Space Dogs
The first spaceflight with a science payload came in 1946.
In May 1946, a V-2 launched by the Army carried a cosmic ray experiment built by the Applied Physics Laboratory. A few years later, APL would set another record. “Another APL cosmic ray experiment on March 5, 1948 from White Sands was the first space launch on a rocket not originally designed as a weapon — the Aerobee sounding rocket,” McDowell says.
Soon after, in 1947, a V-2 rocket launched by the United States launched and returned a precious payload: the first pictures of Earth ever taken in space. This was just a month after the first animals had reached space — in this case, fruit flies. The first large animal, a macaque, or type of monkey, made it to space aboard a V-2 in 1949. His name was Albert II, named for his predecessor Albert, who had reached high altitudes but failed to make it to the boundary of space.
By 1951, the Soviets had sent two dogs, Dezik and Tsygan, to space. Both were recovered safely. But on July 29, 1951 — just one week after the pup’s first flight — Dezik and another space dog, Lisa, were killed when their parachute failed to deploy.
Accidents were the exception, not the norm, in these early animal suborbital experiments, but on February 21, 1958, two Soviet spacedogs, Palma and Pushok, were killed when their cabin decompressed. That was just a few months after Laika, the first animal to reach orbit, had died on November 3, 1957, when she overheated a few hours after reaching orbit.
While those are gruesome stories, the United States didn’t have a great track record either. In 1951, a monkey died aboard an Aerobee rocket experiment. The rocket hadn’t made it to space, reaching altitudes of 38 miles (61 km) before coming crashing down, killing the unnamed monkey on impact. Most other animals lost by American suborbital rockets were mice, however.
Suborbital spaceflight never went away, of course.
Sounding rockets are still used today. But an interesting experiment took place just weeks after the Sputnik 1 launch. Fritz Zwicky, a Caltech astrophysicist who was a pioneer in dark matter research, wanted to send a sounding rocket up, and perform an experiment after it reached space: it would explode out a couple of projectiles which would, with all hope, achieve escape velocity from the Earth system.
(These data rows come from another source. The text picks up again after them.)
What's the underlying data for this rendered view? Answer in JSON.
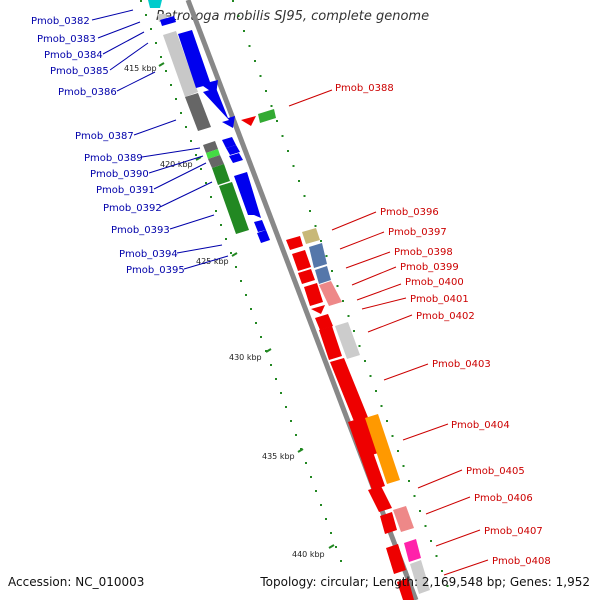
{
  "title": "Petrotoga mobilis SJ95, complete genome",
  "footer": {
    "accession": "Accession: NC_010003",
    "topology": "Topology: circular; Length: 2,169,548 bp; Genes: 1,952"
  },
  "ticks": [
    "415 kbp",
    "420 kbp",
    "425 kbp",
    "430 kbp",
    "435 kbp",
    "440 kbp"
  ],
  "colors": {
    "backbone": "#888888",
    "left_labels": "#0000aa",
    "right_labels": "#cc0000",
    "tick_marks": "#228822"
  },
  "left_genes": [
    "Pmob_0382",
    "Pmob_0383",
    "Pmob_0384",
    "Pmob_0385",
    "Pmob_0386",
    "Pmob_0387",
    "Pmob_0389",
    "Pmob_0390",
    "Pmob_0391",
    "Pmob_0392",
    "Pmob_0393",
    "Pmob_0394",
    "Pmob_0395"
  ],
  "right_genes": [
    "Pmob_0388",
    "Pmob_0396",
    "Pmob_0397",
    "Pmob_0398",
    "Pmob_0399",
    "Pmob_0400",
    "Pmob_0401",
    "Pmob_0402",
    "Pmob_0403",
    "Pmob_0404",
    "Pmob_0405",
    "Pmob_0406",
    "Pmob_0407",
    "Pmob_0408"
  ]
}
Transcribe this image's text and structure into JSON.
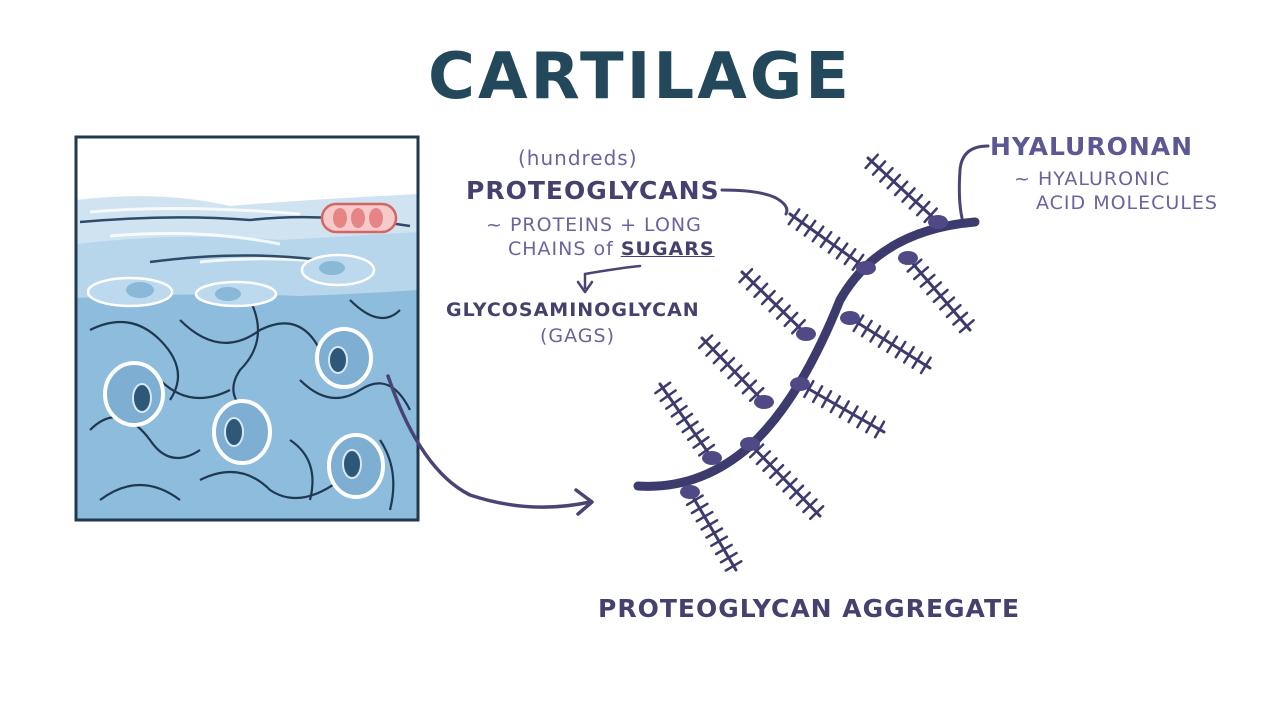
{
  "title": "CARTILAGE",
  "proteoglycans": {
    "qualifier": "(hundreds)",
    "name": "PROTEOGLYCANS",
    "definition_line1": "~ PROTEINS + LONG",
    "definition_line2_prefix": "CHAINS of ",
    "definition_line2_emphasis": "SUGARS"
  },
  "gags": {
    "name": "GLYCOSAMINOGLYCAN",
    "abbreviation": "(GAGS)"
  },
  "hyaluronan": {
    "name": "HYALURONAN",
    "definition_line1": "~ HYALURONIC",
    "definition_line2": "ACID MOLECULES"
  },
  "aggregate_label": "PROTEOGLYCAN AGGREGATE",
  "colors": {
    "title": "#23485c",
    "label_dark": "#45416f",
    "label_light": "#6b639e",
    "aggregate_stroke": "#3d3a6e",
    "tissue_matrix": "#7fb1d3",
    "tissue_perichondrium": "#a9cde6",
    "red_blood_cell": "#e58585"
  }
}
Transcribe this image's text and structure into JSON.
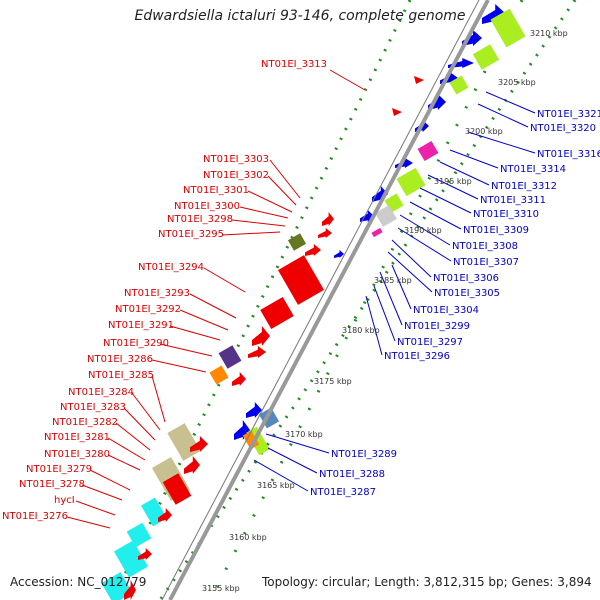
{
  "title": "Edwardsiella ictaluri 93-146, complete genome",
  "footer": {
    "accession": "Accession: NC_012779",
    "summary": "Topology: circular; Length: 3,812,315 bp; Genes: 3,894"
  },
  "colors": {
    "reverse_label": "#dd0000",
    "forward_label": "#0000cc",
    "backbone": "#999999",
    "tick": "#228b22",
    "red_gene": "#ee0000",
    "blue_gene": "#0000ee",
    "green_gene": "#aaee22",
    "cyan_gene": "#22eeee",
    "khaki_gene": "#c8c090",
    "purple_gene": "#553388",
    "orange_gene": "#ff8800",
    "olive_gene": "#667722",
    "magenta_gene": "#ee22aa",
    "gray_gene": "#cccccc",
    "steel_gene": "#5588bb"
  },
  "scale_labels": [
    "3210 kbp",
    "3205 kbp",
    "3200 kbp",
    "3195 kbp",
    "3190 kbp",
    "3185 kbp",
    "3180 kbp",
    "3175 kbp",
    "3170 kbp",
    "3165 kbp",
    "3160 kbp",
    "3155 kbp"
  ],
  "reverse_genes": [
    "NT01EI_3313",
    "NT01EI_3303",
    "NT01EI_3302",
    "NT01EI_3301",
    "NT01EI_3300",
    "NT01EI_3298",
    "NT01EI_3295",
    "NT01EI_3294",
    "NT01EI_3293",
    "NT01EI_3292",
    "NT01EI_3291",
    "NT01EI_3290",
    "NT01EI_3286",
    "NT01EI_3285",
    "NT01EI_3284",
    "NT01EI_3283",
    "NT01EI_3282",
    "NT01EI_3281",
    "NT01EI_3280",
    "NT01EI_3279",
    "NT01EI_3278",
    "hycI",
    "NT01EI_3276"
  ],
  "forward_genes": [
    "NT01EI_3321",
    "NT01EI_3320",
    "NT01EI_3316",
    "NT01EI_3314",
    "NT01EI_3312",
    "NT01EI_3311",
    "NT01EI_3310",
    "NT01EI_3309",
    "NT01EI_3308",
    "NT01EI_3307",
    "NT01EI_3306",
    "NT01EI_3305",
    "NT01EI_3304",
    "NT01EI_3299",
    "NT01EI_3297",
    "NT01EI_3296",
    "NT01EI_3289",
    "NT01EI_3288",
    "NT01EI_3287"
  ]
}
The Aerbee rocket reached an altitude of 54 miles on October 16, 1957, just above the military definition of space but below later figures. The tiny projectiles were reported to have left the Earth-Moon system after their thermite fuel discharged and shot toward parts unknown. While Zwicky claimed they left the system, McDowell doubts the veracity of those claims. “It was part of a series of experiments to fire artificial meteors of know composition into the atmosphere to let astronomers figure out the mass of natural meteors from their brightness,” McDowell says. Indeed, Zwicky had been attempting the experiment since 1947, succeeding 10 years later.